A outstanding Republican lobbyist additionally slammed Haugen, arguing that opening Facebook as much as higher competitors would assist tackle points together with Instagram’s detrimental results on teenagers.  

“Haugen and her largely Democratic supporters are looking at the wrong solution,” the lobbyist instructed The Post. 

“We do not need a super speech regulator,” the lobbyist added. “We need to solve the market power problem.”

Facebook logo
Facebook might be pressured to dump belongings like Instagram and WhatsApp if its most stringent critics get their approach.

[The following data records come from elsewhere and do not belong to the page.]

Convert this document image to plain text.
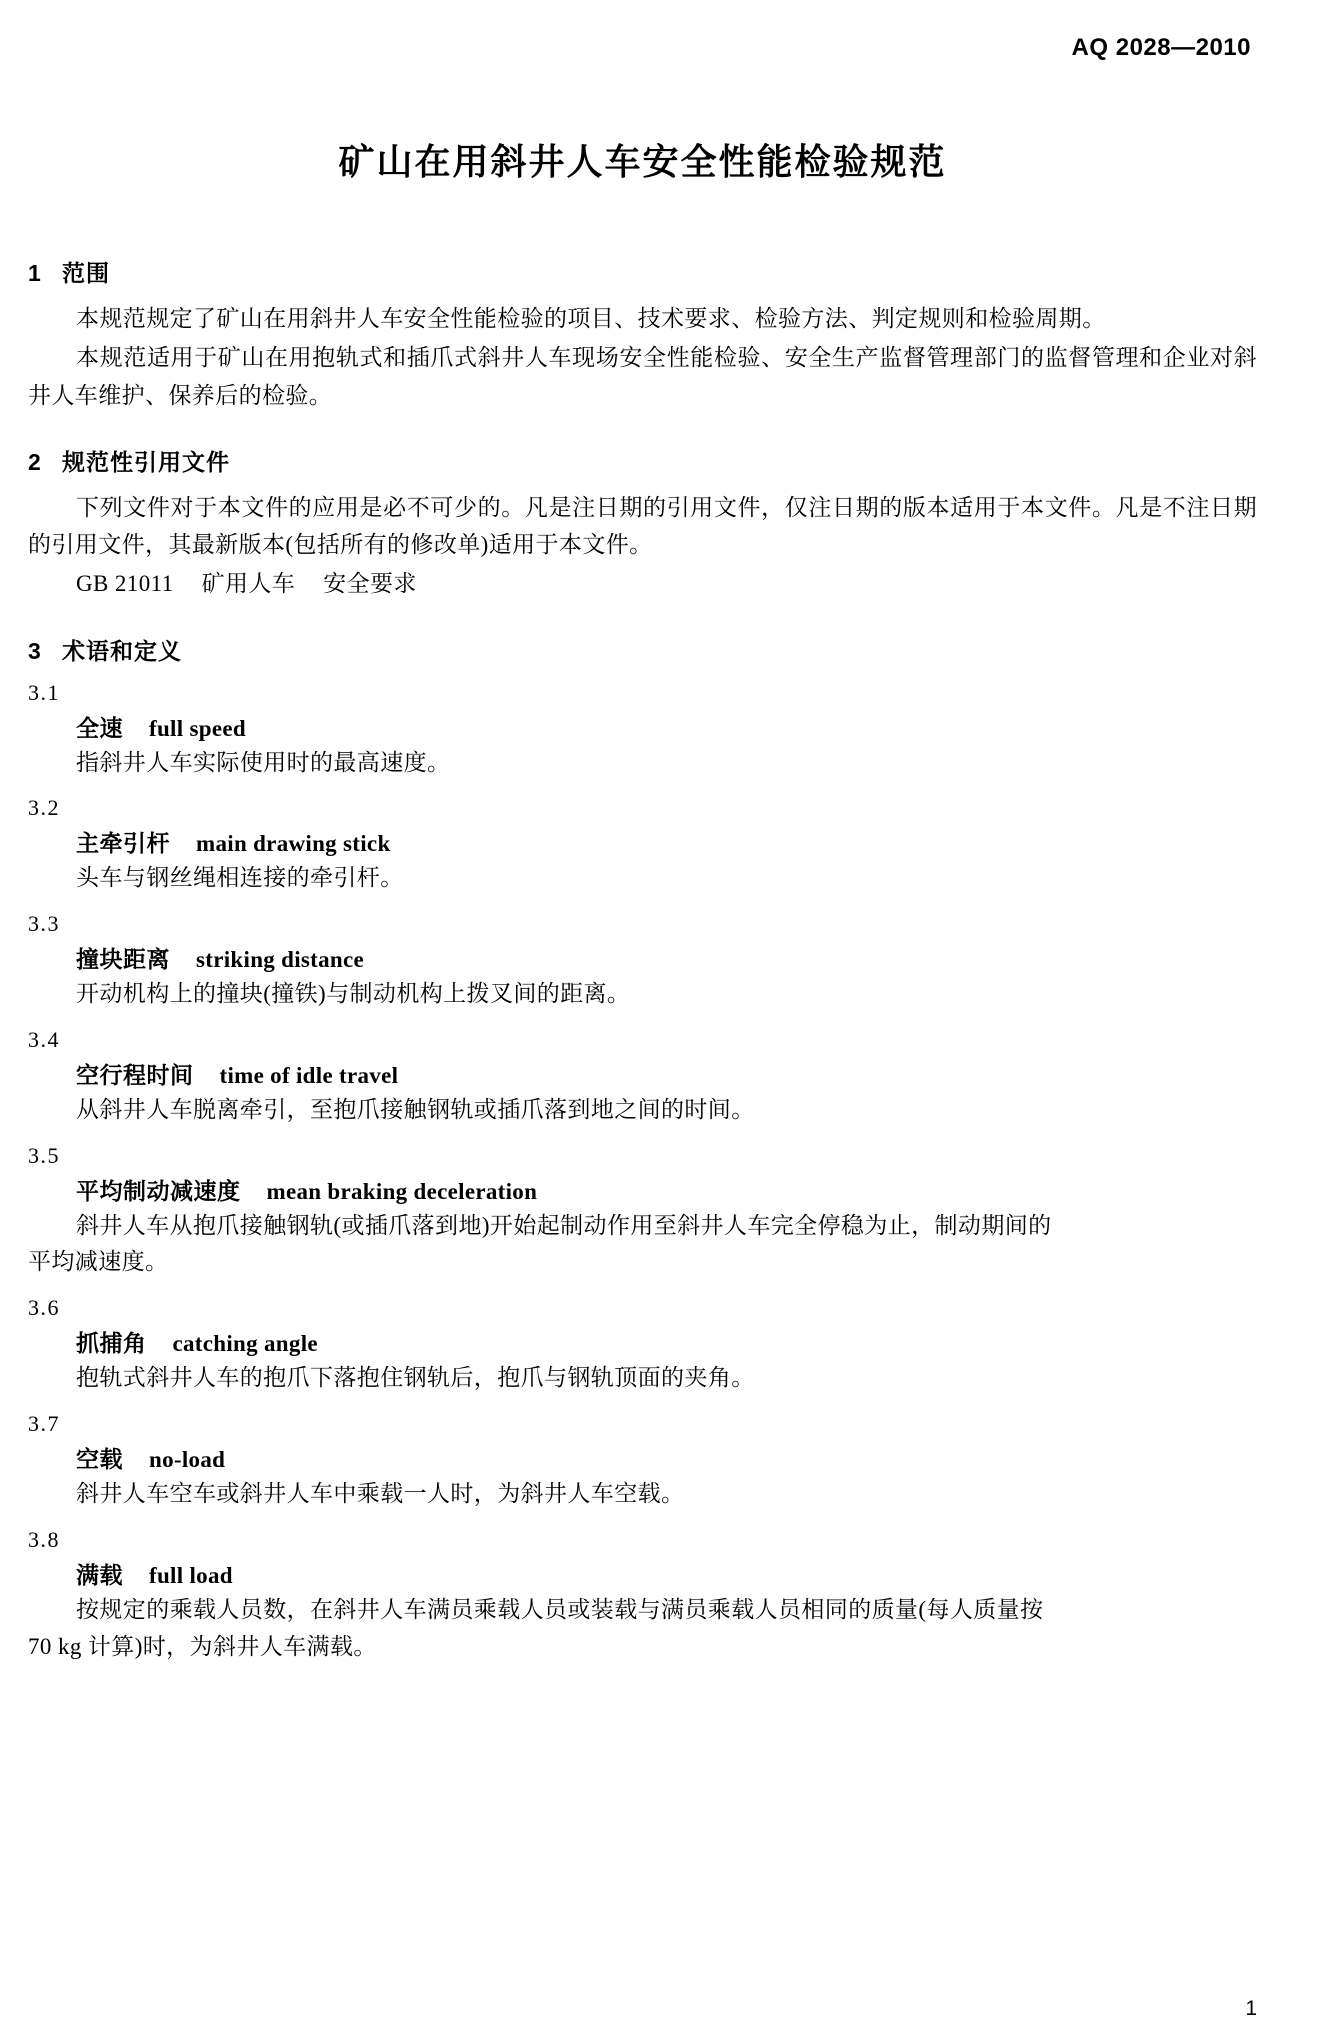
AQ 2028—2010
矿山在用斜井人车安全性能检验规范
1 范围

本规范规定了矿山在用斜井人车安全性能检验的项目、技术要求、检验方法、判定规则和检验周期。

本规范适用于矿山在用抱轨式和插爪式斜井人车现场安全性能检验、安全生产监督管理部门的监督管理和企业对斜井人车维护、保养后的检验。

2 规范性引用文件

下列文件对于本文件的应用是必不可少的。凡是注日期的引用文件，仅注日期的版本适用于本文件。凡是不注日期的引用文件，其最新版本(包括所有的修改单)适用于本文件。

GB 21011 矿用人车 安全要求

3 术语和定义
3.1
全速 full speed
指斜井人车实际使用时的最高速度。
3.2
主牵引杆 main drawing stick
头车与钢丝绳相连接的牵引杆。
3.3
撞块距离 striking distance
开动机构上的撞块(撞铁)与制动机构上拨叉间的距离。
3.4
空行程时间 time of idle travel
从斜井人车脱离牵引，至抱爪接触钢轨或插爪落到地之间的时间。
3.5
平均制动减速度 mean braking deceleration
斜井人车从抱爪接触钢轨(或插爪落到地)开始起制动作用至斜井人车完全停稳为止，制动期间的
平均减速度。
3.6
抓捕角 catching angle
抱轨式斜井人车的抱爪下落抱住钢轨后，抱爪与钢轨顶面的夹角。
3.7
空载 no-load
斜井人车空车或斜井人车中乘载一人时，为斜井人车空载。
3.8
满载 full load
按规定的乘载人员数，在斜井人车满员乘载人员或装载与满员乘载人员相同的质量(每人质量按
70 kg 计算)时，为斜井人车满载。
1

Influential digital rights group the Electronic Frontier Foundation, in the meantime, has sought to string the needle by utilizing Haugen’s testimony to bolster their case for breaking up the corporate with out acknowledging that she opposes the concept.

“Facebook’s broken system is fueled by a growth-at-any-cost model, as indicated by some of the testimony Haugen delivered to Congress,” the group wrote in November. “In other words, Facebook’s badness is inextricably tied to its bigness.”

“Requiring Facebook to divest Instagram, WhatsApp, and possibly other acquisitions and limiting the companies’ future mergers and acquisitions would go a long way toward solving some of the problems with the company, and inject competition into a field where it’s been stifled for many years now,” the Electronic Frontier Foundation added.

Frances Haugen
“These systems are going to continue to exist and be dangerous even if broken up,” Haugen instructed Congress in October.
Getty Images

Meta and Bill Burton, a former Obama administration communications staffer who represents Haugen, didn’t reply to requests for remark.